Hello folks. Trying to get a Prefect Cloud Flow ru...
# prefect-community
j
Hello folks. Trying to get a Prefect Cloud Flow running in GKE. Just got this error in StackDriver Logs after registering the flow, and manually triggering it from Cloud UI:
Copy code
Traceback (most recent call last):
  File "/usr/local/lib/python3.7/site-packages/prefect/engine/runner.py", line 48, in inner
    new_state = method(self, state, *args, **kwargs)
  File "/usr/local/lib/python3.7/site-packages/prefect/engine/task_runner.py", line 986, in get_task_run_state
    result = self.result.write(value, filename="output", **prefect.context)
  File "/usr/local/lib/python3.7/site-packages/prefect/engine/results/gcs_result.py", line 73, in write
    self.gcs_bucket.blob(new.location).upload_from_string(binary_data)
  File "/usr/local/lib/python3.7/site-packages/prefect/engine/results/gcs_result.py", line 35, in gcs_bucket
    from prefect.utilities.gcp import get_storage_client
  File "/usr/local/lib/python3.7/site-packages/prefect/utilities/gcp.py", line 6, in <module>
    from google.cloud import bigquery, storage
ImportError: cannot import name 'bigquery' from 'google.cloud' (unknown location)
It seems the process cannot find a prefect core bigquery module inside of google.cloud.
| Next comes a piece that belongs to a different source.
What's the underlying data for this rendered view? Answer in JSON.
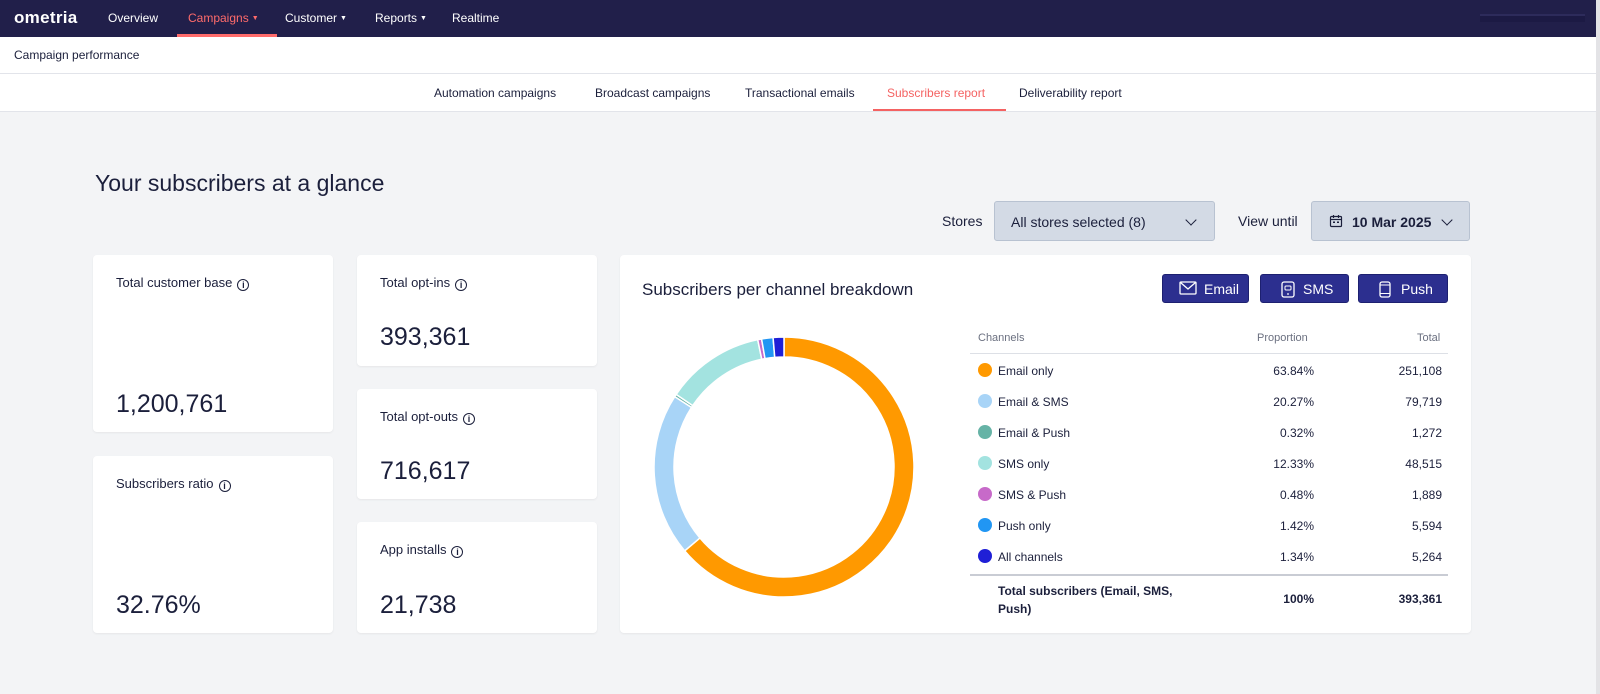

I thought perhaps it had something to do with setting
PYTHONPATH
to my own application & lib directories in my Flow's Dockerfile:
Copy code
ENV PYTHONPATH="/app:/app/lib"
And now Prefect core cannot find it's own packages? But experimenting with the alternative "extension" of
PYTHONPATH
instead of overwrite:
Copy code
ENV PYTHONPATH="/app:/app/lib:${PYTHONPATH}"
simply yields a
PYTHONPATH
with a colon on the end (
/app:/app/lib:
), so I opted not to extend, since there is no default. My suspicions about
PYTHONPATH
could very well be a red herring... Any ideas?
c
Hi jars - are you sure that you installed the appropriate google-cloud related packages into your docker image? In this case I’d recomend installing
prefect[gcp]
into your image to ensure all google related packages are available
j
@Chris White, thank you for such quick response. My Flow's Dockerfile inherits from prefecthq's image:
Copy code
FROM prefecthq/prefect:0.11.4-python3.7
Does this image have
prefect[gcp]
preinstalled?
👍 1
c
No, that image only has the base prefect package installed; if you are writing your own Dockerfile you can add the following line:
Copy code
RUN pip install google-cloud-bigquery google-cloud-storage
and you should be good to go
j
Wonderful, I will give that a shot.
c
Awesome - let me know!
j
Will chime back in.
Appreciated.
👍 1
You got it @Chris White. That fixed the problem. I got new ones now, but have ideas how to fix. This close!
c
Awesome!! Yea, getting the docker image setup correct the first time can be a little frustrating but once you get it going the first time it gets much easier to debug!
j
@Chris White, my next issue is about an unpickleable client object. (It's a FireStore Collection Reference) I have it returning from a @task at the moment, and I suspect that's the issue. I can put boilerplate Client Reference creation into each task that needs it, but is there a more Prefect suggested way to hand-around complex client objects or inject them into tasks?
c
so in general we recommend returning pickleable objects so that they can be stored and retrieved if necessary (e.g., if you need to rerun your flow from failure in the future). In this case I’d recommend extracting the data you need from firestore within this task and returning that instead. However, there are ways of turning off this requirement (but note that you won’t be able to recover the state of your flow in the future): - use a
LocalExecutor
(the default) - set
checkpoint=False
on the task that returns the firestore reference
j
Okay, just checking. Thank you. I will go with the recommended best practice. It will lead to a bit of duplication (the creation of the reference itself in each task that needs it), but small price to pay.
c
yea - we’ve considered ways to relax this but haven’t prioritized them yet; I’ll flag the team on your use case as another data point though!
j
thanks as always!
c
you got it 👍